One story that explains the last 40 years in America is the increasing cultural power of what professor Michael Lind calls the "managerial elite." University educated, upper middle class, often coastal elites who now manage companies owned by shareholders, govern our universities, and reap the benefits of our newly globalized economy. They're the same people who told disenfranchised blue-collar American workers to "learn to code," and they're the same people ushering in a new dialect you might've noticed - one that includes words like "microaggressions," and "intersectionality."
According to our managerial elite, anybody who doesn't hop on board with globalism, shares any skepticism about open boarders, or rejects "woke" culture is deplorable.

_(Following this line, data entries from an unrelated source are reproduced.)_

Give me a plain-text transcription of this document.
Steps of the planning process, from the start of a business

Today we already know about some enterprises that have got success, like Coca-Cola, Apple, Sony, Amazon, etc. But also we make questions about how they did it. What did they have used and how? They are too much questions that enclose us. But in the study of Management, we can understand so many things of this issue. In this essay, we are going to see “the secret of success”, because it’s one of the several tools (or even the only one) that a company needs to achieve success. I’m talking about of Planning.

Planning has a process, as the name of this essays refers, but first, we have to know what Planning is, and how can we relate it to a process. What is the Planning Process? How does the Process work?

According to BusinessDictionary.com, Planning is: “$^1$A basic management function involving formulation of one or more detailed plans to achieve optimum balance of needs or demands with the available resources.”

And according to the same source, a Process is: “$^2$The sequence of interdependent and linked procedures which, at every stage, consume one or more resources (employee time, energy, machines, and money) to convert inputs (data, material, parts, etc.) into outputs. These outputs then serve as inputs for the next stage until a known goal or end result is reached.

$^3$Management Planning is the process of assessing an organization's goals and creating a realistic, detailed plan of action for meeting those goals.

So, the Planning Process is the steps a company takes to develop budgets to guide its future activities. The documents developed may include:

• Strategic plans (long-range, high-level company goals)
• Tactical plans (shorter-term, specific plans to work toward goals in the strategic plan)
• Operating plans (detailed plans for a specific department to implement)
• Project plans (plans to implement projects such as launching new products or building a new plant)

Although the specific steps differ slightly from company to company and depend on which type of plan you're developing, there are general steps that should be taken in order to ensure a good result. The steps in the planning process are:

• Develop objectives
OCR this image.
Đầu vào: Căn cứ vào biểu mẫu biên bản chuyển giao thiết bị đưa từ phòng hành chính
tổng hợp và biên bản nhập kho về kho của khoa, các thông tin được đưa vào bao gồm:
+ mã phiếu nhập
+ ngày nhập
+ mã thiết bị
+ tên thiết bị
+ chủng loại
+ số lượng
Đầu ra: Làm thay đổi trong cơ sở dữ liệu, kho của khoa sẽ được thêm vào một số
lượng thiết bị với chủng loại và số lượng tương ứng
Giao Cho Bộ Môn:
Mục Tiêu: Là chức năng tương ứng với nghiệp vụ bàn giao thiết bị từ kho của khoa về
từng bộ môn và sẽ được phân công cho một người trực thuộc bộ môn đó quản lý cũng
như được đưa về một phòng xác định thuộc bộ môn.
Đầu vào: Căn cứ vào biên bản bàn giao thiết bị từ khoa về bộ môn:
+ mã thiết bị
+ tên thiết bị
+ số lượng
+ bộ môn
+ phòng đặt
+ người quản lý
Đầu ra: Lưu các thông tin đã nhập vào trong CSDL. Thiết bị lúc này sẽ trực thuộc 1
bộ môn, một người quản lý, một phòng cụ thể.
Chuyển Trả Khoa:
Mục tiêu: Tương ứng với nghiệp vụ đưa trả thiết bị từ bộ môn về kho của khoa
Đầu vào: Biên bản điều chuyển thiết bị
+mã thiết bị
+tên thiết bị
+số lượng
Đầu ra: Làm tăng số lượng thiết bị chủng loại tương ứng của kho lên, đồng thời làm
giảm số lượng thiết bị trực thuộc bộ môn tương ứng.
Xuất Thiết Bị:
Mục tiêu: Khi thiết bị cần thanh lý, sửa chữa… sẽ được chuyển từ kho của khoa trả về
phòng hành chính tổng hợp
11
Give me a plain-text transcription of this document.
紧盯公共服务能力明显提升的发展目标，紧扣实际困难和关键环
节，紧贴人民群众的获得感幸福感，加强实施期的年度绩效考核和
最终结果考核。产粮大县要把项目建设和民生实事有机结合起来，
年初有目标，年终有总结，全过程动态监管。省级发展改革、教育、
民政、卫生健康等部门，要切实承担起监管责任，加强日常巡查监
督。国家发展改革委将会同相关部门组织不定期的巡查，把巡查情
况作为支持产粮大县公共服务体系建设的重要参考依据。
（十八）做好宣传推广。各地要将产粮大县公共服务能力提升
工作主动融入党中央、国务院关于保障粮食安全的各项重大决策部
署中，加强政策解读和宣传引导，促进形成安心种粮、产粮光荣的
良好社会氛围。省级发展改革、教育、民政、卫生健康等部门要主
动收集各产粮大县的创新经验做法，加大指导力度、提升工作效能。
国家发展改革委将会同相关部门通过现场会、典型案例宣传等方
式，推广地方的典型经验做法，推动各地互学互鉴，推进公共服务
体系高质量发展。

These elites have a vice grip on our media, university system and, increasingly, on sports.
The new rules are: Whichever league aligns most closely with their agenda is the "best" league. That's why the NBA, and its beloved commissioner Adam Silver, is universally adored by our media institutions and their employees, even though it remains the public's fourth-favorite sport, behind the NFL, college football and the MLB.
These new rules explain the outpouring of support for the Pac-12 and Big Ten, who may not have done the right thing in shutting down fall sports in their conferences, but certainly towed the acceptable line. It also explains the downward-looking attitude we've already seen, and will continue to see, towards the SEC, Big 12 and ACC, for deciding to stay the course and play football this fall.
Oregon State president F. King Alexander - whose name was plucked right out of the managerial elite handbook - says that if those conferences choose to play, then they must not be living in reality.
In other words, those southern hillbillies don't know what's good for them.
Sound familiar?
This trope has been used before. It's what democrats - the political party that now caters to 30-something yoga-goers with communications degrees - said about working-class citizens who voted for George W. Bush.
"They're voting agains their own interests!" said the party that enabled large-scale manufacturing offshoring.
Condescension is a specialty of these man-bun wearers.
So is control.
They hate that the Big 12, SEC and Big 12 control their own destiny. That's why the next few weeks will be filled with hand-wringing hit pieces questioning the morality of those commissioners, the medical advice they've received and whether college football needs more centralization.
ESPN dropped their first "Should College Football Have More Centralized Power?" article today.
Ah, yes, just what we need. Another do-nothing, cosmopolitan suit, pocketing $5 million a year to make decisions for small-town America.